Y:「ほんとはね。」は、私が9年前に最初に歌った曲で、私はそこからスタートしたんです。この曲と一緒にいろんな経験をしてきました。忘れたかった記憶も、忘れたくない大切な記憶もありますが、それらが時と共にすべてひとつになって、今、その記憶からどんどん芽が出て、すごくきれいな花を咲かそうとしているように感じるんです。「ほんとはね。」をある日のライブで歌っていて、「あ、私、いい恋したな」と思った瞬間があって。それまでは、切なくて、泣いてるだけの「ほんとはね。」だったのに、その日、初めて笑ってくれた感じがして……それが、すごく嬉しくて。昔の記憶があるからこそ、今の「ほんとはね。」があって、今の私がいる。だから今の「ほんとはね。」を、すごくみんなに聴いてもらいたくて、このアルバムに収録したんです。
─ 「あなた」もそのような理由から?
Y:この曲は、同じ"記憶"でも"忘れていた記憶"なんです。4年前に作った曲なんですが、これまでずっと歌ってきた中で、「もしかして、私にはまだ忘れている記憶があるのかもしれない」と感じ始めたんです。それで改めて、この曲をどう感じるのか考えていたら、作った時には忘れていた、魂の中の遠い記憶がよみがえってきたんです。「あ、この曲には続きがあったんだ」って。それが分かったら、今後はこの曲自身がこのアルバムに入れて欲しがってるように思えてきて、これは"記憶バージョン"として入れなきゃいけない、と思って再収録したんです。
─ 完全に忘れてしまったように思えることで、何かのきっかけで、急にリアルに思い出すことって、たくさんありますよね。

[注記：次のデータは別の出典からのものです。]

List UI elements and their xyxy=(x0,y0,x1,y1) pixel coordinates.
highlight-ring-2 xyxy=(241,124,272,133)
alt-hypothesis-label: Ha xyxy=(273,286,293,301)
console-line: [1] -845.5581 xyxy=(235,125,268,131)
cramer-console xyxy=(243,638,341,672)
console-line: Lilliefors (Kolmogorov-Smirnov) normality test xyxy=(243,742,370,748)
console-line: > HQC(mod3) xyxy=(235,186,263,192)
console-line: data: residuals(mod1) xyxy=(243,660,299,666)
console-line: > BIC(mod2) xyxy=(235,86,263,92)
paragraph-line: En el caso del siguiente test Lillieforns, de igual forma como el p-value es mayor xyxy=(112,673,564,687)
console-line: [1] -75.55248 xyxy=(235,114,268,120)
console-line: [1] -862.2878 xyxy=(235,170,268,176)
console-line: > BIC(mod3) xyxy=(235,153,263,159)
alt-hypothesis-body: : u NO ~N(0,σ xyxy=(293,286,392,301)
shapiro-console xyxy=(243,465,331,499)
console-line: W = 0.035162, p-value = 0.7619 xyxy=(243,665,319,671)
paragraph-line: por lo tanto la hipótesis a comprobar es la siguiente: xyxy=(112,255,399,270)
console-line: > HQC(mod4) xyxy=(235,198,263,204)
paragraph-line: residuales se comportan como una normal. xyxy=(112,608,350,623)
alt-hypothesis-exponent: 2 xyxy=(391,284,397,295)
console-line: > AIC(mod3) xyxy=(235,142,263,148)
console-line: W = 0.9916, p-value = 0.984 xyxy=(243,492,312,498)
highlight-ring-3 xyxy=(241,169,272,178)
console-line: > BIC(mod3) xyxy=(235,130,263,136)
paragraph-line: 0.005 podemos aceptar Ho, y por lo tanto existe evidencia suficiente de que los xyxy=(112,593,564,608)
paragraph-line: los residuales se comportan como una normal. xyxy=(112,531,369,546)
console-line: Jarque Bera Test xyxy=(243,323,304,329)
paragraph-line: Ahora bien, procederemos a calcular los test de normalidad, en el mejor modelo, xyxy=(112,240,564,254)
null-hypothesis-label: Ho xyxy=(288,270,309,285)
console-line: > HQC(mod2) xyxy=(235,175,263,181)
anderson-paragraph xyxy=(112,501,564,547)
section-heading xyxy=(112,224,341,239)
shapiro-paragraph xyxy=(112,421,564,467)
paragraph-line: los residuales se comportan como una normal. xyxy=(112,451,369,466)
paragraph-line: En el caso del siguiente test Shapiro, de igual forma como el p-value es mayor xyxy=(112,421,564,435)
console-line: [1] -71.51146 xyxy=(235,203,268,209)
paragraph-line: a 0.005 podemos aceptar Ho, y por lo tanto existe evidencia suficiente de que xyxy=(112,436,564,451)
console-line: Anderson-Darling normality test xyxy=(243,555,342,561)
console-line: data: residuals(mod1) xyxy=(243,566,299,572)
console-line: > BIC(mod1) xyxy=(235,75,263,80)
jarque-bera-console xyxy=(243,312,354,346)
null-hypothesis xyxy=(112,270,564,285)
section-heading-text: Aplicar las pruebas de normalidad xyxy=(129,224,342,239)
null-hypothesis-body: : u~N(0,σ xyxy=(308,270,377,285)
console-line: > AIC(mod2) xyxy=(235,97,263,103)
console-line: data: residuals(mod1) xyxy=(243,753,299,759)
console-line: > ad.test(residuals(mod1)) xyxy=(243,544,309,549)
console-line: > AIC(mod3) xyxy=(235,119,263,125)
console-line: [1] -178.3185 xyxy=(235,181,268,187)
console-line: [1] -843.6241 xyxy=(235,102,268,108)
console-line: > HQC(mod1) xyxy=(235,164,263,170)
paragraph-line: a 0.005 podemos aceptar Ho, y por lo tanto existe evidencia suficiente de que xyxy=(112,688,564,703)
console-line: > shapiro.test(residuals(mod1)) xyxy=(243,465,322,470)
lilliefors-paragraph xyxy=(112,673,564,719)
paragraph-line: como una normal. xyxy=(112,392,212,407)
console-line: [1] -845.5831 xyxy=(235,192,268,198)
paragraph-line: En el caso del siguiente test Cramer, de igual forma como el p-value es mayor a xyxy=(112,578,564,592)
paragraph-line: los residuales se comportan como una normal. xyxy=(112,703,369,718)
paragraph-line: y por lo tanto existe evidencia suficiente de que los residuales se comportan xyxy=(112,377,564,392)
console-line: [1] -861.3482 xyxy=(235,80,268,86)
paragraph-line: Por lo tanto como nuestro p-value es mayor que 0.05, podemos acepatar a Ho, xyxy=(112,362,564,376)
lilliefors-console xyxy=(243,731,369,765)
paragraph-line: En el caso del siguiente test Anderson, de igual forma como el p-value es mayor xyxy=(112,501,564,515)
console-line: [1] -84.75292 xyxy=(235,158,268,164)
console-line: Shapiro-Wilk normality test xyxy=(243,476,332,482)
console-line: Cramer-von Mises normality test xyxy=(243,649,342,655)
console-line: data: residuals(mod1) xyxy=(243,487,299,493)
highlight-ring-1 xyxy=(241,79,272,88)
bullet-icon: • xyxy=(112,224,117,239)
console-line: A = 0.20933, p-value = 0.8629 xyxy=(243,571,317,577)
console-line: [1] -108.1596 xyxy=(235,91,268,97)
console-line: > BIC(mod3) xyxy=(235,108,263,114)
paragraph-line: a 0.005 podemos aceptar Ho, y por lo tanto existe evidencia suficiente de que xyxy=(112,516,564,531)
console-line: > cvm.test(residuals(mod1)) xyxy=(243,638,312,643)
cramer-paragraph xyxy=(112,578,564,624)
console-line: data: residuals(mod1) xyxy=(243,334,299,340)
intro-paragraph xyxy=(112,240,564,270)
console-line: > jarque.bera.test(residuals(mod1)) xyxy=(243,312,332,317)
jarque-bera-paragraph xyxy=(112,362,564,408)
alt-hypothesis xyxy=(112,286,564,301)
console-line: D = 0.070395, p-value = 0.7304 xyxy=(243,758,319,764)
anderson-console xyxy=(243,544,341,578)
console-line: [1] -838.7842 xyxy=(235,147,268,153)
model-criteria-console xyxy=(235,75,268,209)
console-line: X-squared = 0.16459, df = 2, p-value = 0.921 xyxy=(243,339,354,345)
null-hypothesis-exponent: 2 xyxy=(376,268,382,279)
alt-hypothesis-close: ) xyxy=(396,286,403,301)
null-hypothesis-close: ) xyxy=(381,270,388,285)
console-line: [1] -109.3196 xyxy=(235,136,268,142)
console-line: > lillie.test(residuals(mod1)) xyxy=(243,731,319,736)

Y:Fantom-Gのピアノがきっかけで「ミカヅキ」ができたっていうことも、その音色が私の遠い記憶、魂の中にあったからだと思うんです。この曲のピアノのフレーズは、考えて作ったものではなく、思い出したように生まれてきたフレーズ。自分自身は見たことがない風景でも、「懐かしい」と感じることってありますよね? それって、脈々とDNAに刻まれている記憶だと思うんです。でも今の世の中、いろんなことに無意識になり過ぎて、大事なことをどんどん忘れていっているような気がする。だからこそ、余計に魂の記憶を大切にしたいと思うし、いい記憶をちゃんと魂の中に、DNAに残したいから、私は歌を歌って、楽器を弾いているんです。今、すごくそう感じています。